Each one of us who has undergone the sacrament of Baptism has found ourselves bound inexorably to the Lord God Almighty, and we have been reminded that He binds Himself inexorably to us. When we suffer, He suffers. When we mourn, He mourns. When we are mocked or derided or dishonored, He is likewise mocked and derided and dishonored. And He promises to each one of us that one day, one glorious day, He will return not as the humble King who entered Jerusalem on the foal of a donkey wooing the people of the earth to choose to follow Him, to listen to Him, to obey Him, but as THE KING, as the One to Whom all things in heaven, on earth, and under the earth bow and obey. That day, my friends, He returns to fulfill the last of His promises to His people, to wipe away every tear, to give us those eyes and ears and hearts for which we have longed, to dwell with His people, and to restore His children with double. But armored with that Word of hope, confidant of His redeeming power, we are sent back out there, back into the wildernesses of our lives to bear witness by word and deed, of His saving grace.

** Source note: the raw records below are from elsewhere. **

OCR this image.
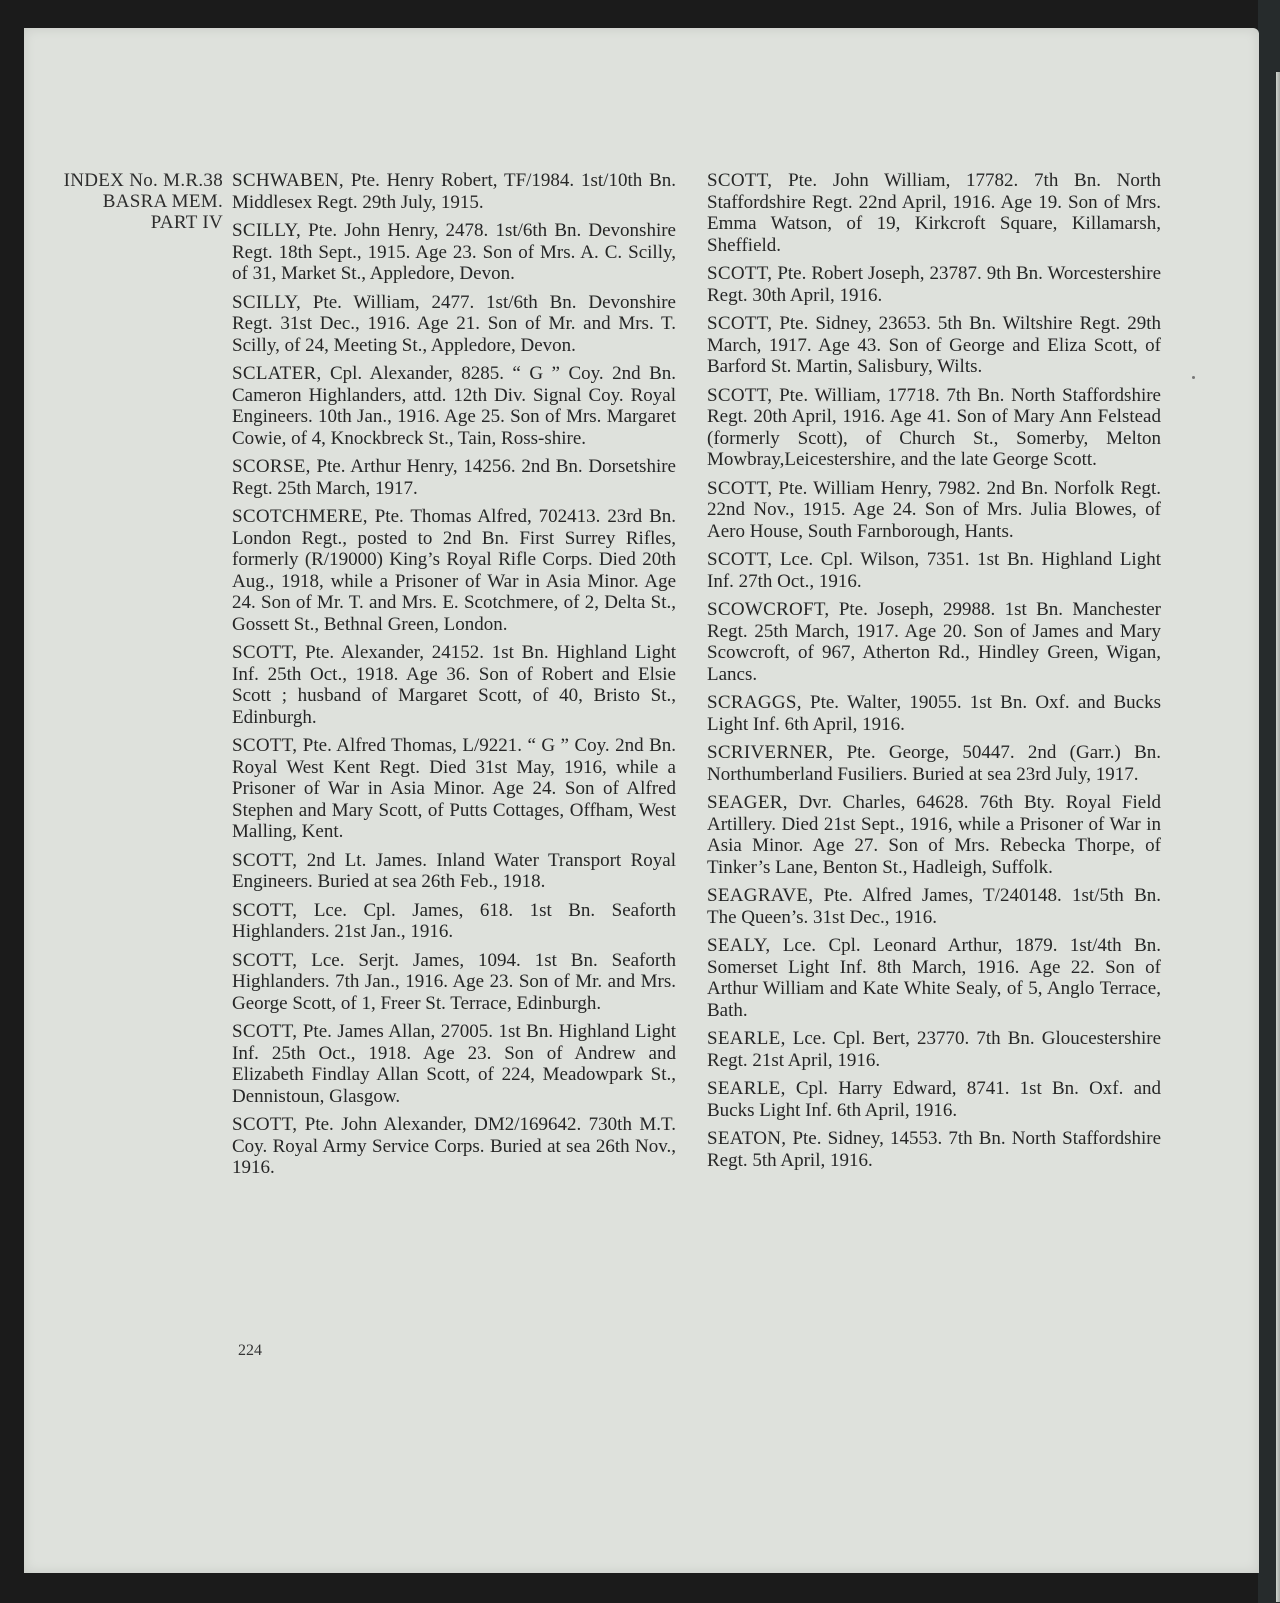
INDEX No. M.R.38
BASRA MEM.
PART IV

SCHWABEN, Pte. Henry Robert, TF/1984. 1st/10th Bn. Middlesex Regt. 29th July, 1915.

SCILLY, Pte. John Henry, 2478. 1st/6th Bn. Devonshire Regt. 18th Sept., 1915. Age 23. Son of Mrs. A. C. Scilly, of 31, Market St., Appledore, Devon.

SCILLY, Pte. William, 2477. 1st/6th Bn. Devonshire Regt. 31st Dec., 1916. Age 21. Son of Mr. and Mrs. T. Scilly, of 24, Meeting St., Appledore, Devon.

SCLATER, Cpl. Alexander, 8285. “ G ” Coy. 2nd Bn. Cameron Highlanders, attd. 12th Div. Signal Coy. Royal Engineers. 10th Jan., 1916. Age 25. Son of Mrs. Margaret Cowie, of 4, Knockbreck St., Tain, Ross-shire.

SCORSE, Pte. Arthur Henry, 14256. 2nd Bn. Dorsetshire Regt. 25th March, 1917.

SCOTCHMERE, Pte. Thomas Alfred, 702413. 23rd Bn. London Regt., posted to 2nd Bn. First Surrey Rifles, formerly (R/19000) King’s Royal Rifle Corps. Died 20th Aug., 1918, while a Prisoner of War in Asia Minor. Age 24. Son of Mr. T. and Mrs. E. Scotchmere, of 2, Delta St., Gossett St., Bethnal Green, London.

SCOTT, Pte. Alexander, 24152. 1st Bn. Highland Light Inf. 25th Oct., 1918. Age 36. Son of Robert and Elsie Scott ; husband of Margaret Scott, of 40, Bristo St., Edinburgh.

SCOTT, Pte. Alfred Thomas, L/9221. “ G ” Coy. 2nd Bn. Royal West Kent Regt. Died 31st May, 1916, while a Prisoner of War in Asia Minor. Age 24. Son of Alfred Stephen and Mary Scott, of Putts Cottages, Offham, West Malling, Kent.

SCOTT, 2nd Lt. James. Inland Water Transport Royal Engineers. Buried at sea 26th Feb., 1918.

SCOTT, Lce. Cpl. James, 618. 1st Bn. Seaforth Highlanders. 21st Jan., 1916.

SCOTT, Lce. Serjt. James, 1094. 1st Bn. Seaforth Highlanders. 7th Jan., 1916. Age 23. Son of Mr. and Mrs. George Scott, of 1, Freer St. Terrace, Edinburgh.

SCOTT, Pte. James Allan, 27005. 1st Bn. Highland Light Inf. 25th Oct., 1918. Age 23. Son of Andrew and Elizabeth Findlay Allan Scott, of 224, Meadowpark St., Dennistoun, Glasgow.

SCOTT, Pte. John Alexander, DM2/169642. 730th M.T. Coy. Royal Army Service Corps. Buried at sea 26th Nov., 1916.

SCOTT, Pte. John William, 17782. 7th Bn. North Staffordshire Regt. 22nd April, 1916. Age 19. Son of Mrs. Emma Watson, of 19, Kirkcroft Square, Killamarsh, Sheffield.

SCOTT, Pte. Robert Joseph, 23787. 9th Bn. Worcestershire Regt. 30th April, 1916.

SCOTT, Pte. Sidney, 23653. 5th Bn. Wiltshire Regt. 29th March, 1917. Age 43. Son of George and Eliza Scott, of Barford St. Martin, Salisbury, Wilts.

SCOTT, Pte. William, 17718. 7th Bn. North Staffordshire Regt. 20th April, 1916. Age 41. Son of Mary Ann Felstead (formerly Scott), of Church St., Somerby, Melton Mowbray,Leicestershire, and the late George Scott.

SCOTT, Pte. William Henry, 7982. 2nd Bn. Norfolk Regt. 22nd Nov., 1915. Age 24. Son of Mrs. Julia Blowes, of Aero House, South Farnborough, Hants.

SCOTT, Lce. Cpl. Wilson, 7351. 1st Bn. Highland Light Inf. 27th Oct., 1916.

SCOWCROFT, Pte. Joseph, 29988. 1st Bn. Manchester Regt. 25th March, 1917. Age 20. Son of James and Mary Scowcroft, of 967, Atherton Rd., Hindley Green, Wigan, Lancs.

SCRAGGS, Pte. Walter, 19055. 1st Bn. Oxf. and Bucks Light Inf. 6th April, 1916.

SCRIVERNER, Pte. George, 50447. 2nd (Garr.) Bn. Northumberland Fusiliers. Buried at sea 23rd July, 1917.

SEAGER, Dvr. Charles, 64628. 76th Bty. Royal Field Artillery. Died 21st Sept., 1916, while a Prisoner of War in Asia Minor. Age 27. Son of Mrs. Rebecka Thorpe, of Tinker’s Lane, Benton St., Hadleigh, Suffolk.

SEAGRAVE, Pte. Alfred James, T/240148. 1st/5th Bn. The Queen’s. 31st Dec., 1916.

SEALY, Lce. Cpl. Leonard Arthur, 1879. 1st/4th Bn. Somerset Light Inf. 8th March, 1916. Age 22. Son of Arthur William and Kate White Sealy, of 5, Anglo Terrace, Bath.

SEARLE, Lce. Cpl. Bert, 23770. 7th Bn. Gloucestershire Regt. 21st April, 1916.

SEARLE, Cpl. Harry Edward, 8741. 1st Bn. Oxf. and Bucks Light Inf. 6th April, 1916.

SEATON, Pte. Sidney, 14553. 7th Bn. North Staffordshire Regt. 5th April, 1916.

224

Like what does that double restoration look? As varied and as our ministries. What have you lost? What has been taken from you? What have you offered Him in thanksgiving for His saving work in you? We each have different answers to those questions. Similarly, we are each prepared uniquely for our work in the world. Our talents and passions and crosses are as numerous as the sands in the oceans or stars in the skies. On this day we remind ourselves of the opportunities we have to serve Him in this country where we were planted. Historically, Advent’s history has been in service to the poor, to those enslaved in our midst, and to those who have lost everything. We are uniquely equipped as a congregation to be those who speak to power even as we minister to those on the margins. In some sense, the tasks appointed may seem daunting. How do we change complex systems? How do we empower those from whom all power has been taken? How do we helped nudge this country along in fulfilling its promise as a land of opportunity, as a nation committed to life, liberty, and the pursuit of happiness?
Were all thise up to us, we would rightly despair. But He who keeps these promises, He who planned for our salvation long before we were ever born, He who assures us that He loves us even in spite of our dire circumstances, He who promises us that double restoration is the One who has given us that opportunity to serve. He has given us, those who have seen the beginning of the fulfillment of the word He gave to Zechariah in the triumphal entry of our Lord Christ, who know of His Death and Resurrection and Ascension, the glorious possibility to serve Him, not as the world would like, but as it needs, even if such service requires our very lives or seeming futility. But as firstborn inheritors of His promises, as a people soothed with the knowledge that we will dwell with Him for all eternity, we can attack what seems impossible or incredibly hard.
To what is He calling you my brothers and sisters? What is He asking you to do in this place, at this time, in these circumstances? That is a question we should be discerning constantly, not just on special feast days or holidays, but on every day in which He gives us breath.